Moscow has denied plans for an offensive and sternly urged the U.S. and its allies to provide a binding pledge that NATO wouldn’t expand to Ukraine or deploy weapons there — a demand rejected by the West.

FILE – Former Soviet President Mikhail Gorbachev holds a glass of vodka at his farewell party in Oktyabrskaya Hotel in Moscow on Dec. 26, 1991. While Gorbachev was taking desperate efforts to negotiate a new “union treaty” between Soviet republics to preserve the USSR in the fall of 1991, he faced stiff resistance from his arch-rival, Russian Federation’s head Boris Yeltsin, and other independent-minded leaders of Soviet republics. (AP Photo/Alexander Zemlianichenko, File)

Putin and his officials countered the Western argument that Russia doesn’t have a say in the alliance’s expansion by emphasizing the country’s right to protect its core security interests.

“Russia has never pretended to have the right of vote to make decisions for other countries,” Konstantin Kosachev, a deputy speaker of the upper house of Russian parliament, told the AP. “But we have an absolute right of vote to ensure our own interests and security, and to offer our vision of a security environment in the nearby regions.”

FILE – Several women wait with their tickets in hand, for fresh bread at a bakery in Moscow, Monday, Dec. 23, 1991. By the fall of 1991, however, deepening economic woes and secessionist bids by Soviet republics had made the collapse all but inevitable.
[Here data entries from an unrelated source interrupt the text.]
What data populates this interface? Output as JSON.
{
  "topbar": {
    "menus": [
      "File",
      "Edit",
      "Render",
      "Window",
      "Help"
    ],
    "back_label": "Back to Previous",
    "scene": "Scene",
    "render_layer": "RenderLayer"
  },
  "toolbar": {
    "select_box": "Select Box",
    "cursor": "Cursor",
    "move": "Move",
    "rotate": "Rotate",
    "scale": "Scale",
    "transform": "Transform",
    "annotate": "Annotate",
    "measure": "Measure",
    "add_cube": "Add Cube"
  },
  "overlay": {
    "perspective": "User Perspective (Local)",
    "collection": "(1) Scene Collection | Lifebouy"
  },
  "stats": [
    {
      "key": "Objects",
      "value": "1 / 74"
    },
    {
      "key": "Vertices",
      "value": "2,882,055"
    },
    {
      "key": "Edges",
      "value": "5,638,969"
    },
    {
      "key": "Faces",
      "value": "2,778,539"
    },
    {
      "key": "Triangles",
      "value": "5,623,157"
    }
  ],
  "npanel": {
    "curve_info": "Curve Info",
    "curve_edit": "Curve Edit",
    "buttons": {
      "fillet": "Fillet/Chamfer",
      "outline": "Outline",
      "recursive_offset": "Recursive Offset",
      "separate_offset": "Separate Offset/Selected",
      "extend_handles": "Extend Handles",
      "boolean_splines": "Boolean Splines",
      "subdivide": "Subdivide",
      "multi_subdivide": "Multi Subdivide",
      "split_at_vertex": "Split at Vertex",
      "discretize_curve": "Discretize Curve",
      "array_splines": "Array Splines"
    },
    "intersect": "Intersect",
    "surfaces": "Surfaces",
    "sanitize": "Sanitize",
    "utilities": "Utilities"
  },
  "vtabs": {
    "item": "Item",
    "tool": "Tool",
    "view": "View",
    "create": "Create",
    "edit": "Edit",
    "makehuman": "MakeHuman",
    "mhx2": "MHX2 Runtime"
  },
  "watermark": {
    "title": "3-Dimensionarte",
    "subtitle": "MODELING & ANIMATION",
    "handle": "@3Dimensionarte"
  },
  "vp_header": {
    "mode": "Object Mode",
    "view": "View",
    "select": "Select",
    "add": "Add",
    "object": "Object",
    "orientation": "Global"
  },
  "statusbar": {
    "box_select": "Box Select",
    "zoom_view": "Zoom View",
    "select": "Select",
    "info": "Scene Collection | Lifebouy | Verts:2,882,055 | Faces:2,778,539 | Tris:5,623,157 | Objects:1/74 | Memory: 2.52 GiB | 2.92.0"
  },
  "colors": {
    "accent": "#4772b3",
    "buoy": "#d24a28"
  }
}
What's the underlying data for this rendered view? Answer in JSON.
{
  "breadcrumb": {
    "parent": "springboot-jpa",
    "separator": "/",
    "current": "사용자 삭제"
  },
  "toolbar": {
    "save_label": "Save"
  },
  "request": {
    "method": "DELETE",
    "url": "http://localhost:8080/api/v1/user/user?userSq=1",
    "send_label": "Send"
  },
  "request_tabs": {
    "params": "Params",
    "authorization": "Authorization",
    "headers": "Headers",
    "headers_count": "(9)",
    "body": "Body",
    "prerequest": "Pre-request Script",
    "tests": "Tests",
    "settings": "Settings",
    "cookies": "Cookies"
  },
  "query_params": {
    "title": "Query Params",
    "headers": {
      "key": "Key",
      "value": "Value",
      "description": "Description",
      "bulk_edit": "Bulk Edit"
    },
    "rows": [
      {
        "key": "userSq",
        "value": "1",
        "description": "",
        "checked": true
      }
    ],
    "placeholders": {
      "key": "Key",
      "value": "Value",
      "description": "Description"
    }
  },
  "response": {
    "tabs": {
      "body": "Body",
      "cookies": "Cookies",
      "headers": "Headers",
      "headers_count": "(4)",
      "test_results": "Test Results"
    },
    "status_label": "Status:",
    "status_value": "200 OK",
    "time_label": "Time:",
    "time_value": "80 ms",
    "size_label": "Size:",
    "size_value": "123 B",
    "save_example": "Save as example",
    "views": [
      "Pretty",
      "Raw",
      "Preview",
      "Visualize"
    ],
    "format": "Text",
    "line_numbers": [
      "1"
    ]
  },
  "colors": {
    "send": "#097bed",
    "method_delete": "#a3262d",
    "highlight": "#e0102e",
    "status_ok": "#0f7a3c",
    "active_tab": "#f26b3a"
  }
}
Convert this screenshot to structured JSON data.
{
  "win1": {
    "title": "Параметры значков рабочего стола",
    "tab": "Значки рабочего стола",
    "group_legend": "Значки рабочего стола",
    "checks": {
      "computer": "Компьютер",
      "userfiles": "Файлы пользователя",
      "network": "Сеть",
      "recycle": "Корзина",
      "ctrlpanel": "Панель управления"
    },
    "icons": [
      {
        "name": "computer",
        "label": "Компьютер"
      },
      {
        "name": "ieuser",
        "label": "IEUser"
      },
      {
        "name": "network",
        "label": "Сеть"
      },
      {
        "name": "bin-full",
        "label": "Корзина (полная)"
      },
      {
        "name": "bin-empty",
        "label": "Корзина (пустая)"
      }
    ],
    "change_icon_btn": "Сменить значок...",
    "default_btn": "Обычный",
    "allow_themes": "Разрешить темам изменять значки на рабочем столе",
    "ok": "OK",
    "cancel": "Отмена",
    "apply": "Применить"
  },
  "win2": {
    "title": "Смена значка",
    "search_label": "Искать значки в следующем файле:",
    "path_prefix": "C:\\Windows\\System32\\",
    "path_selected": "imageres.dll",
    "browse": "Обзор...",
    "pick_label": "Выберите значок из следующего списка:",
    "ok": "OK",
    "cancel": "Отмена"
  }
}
The failed August 1991 coup by the Communist old guard was a major catalyst, dramatically eroding Gorbachev’s authority and encouraging more republics to seek independence. (AP Photo/Gene Berman, File)

While Putin has repeatedly denied intentions to rebuild the USSR, he has described Russians and Ukrainians as “one people” over angry protests from Kyiv and charged that Ukraine unfairly inherited historic parts of Russia in the Soviet demise.

The Russian leader further toughened his rhetoric Thursday amid spiraling tensions with the West, blaming Soviet founder Vladimir Lenin for handing Russian lands to Ukraine to “create a country that had never existed before.”

By VLADIMIR ISACHENKOV

Harriet Morris, Tanya Titova and Anna Frants contributed to this report.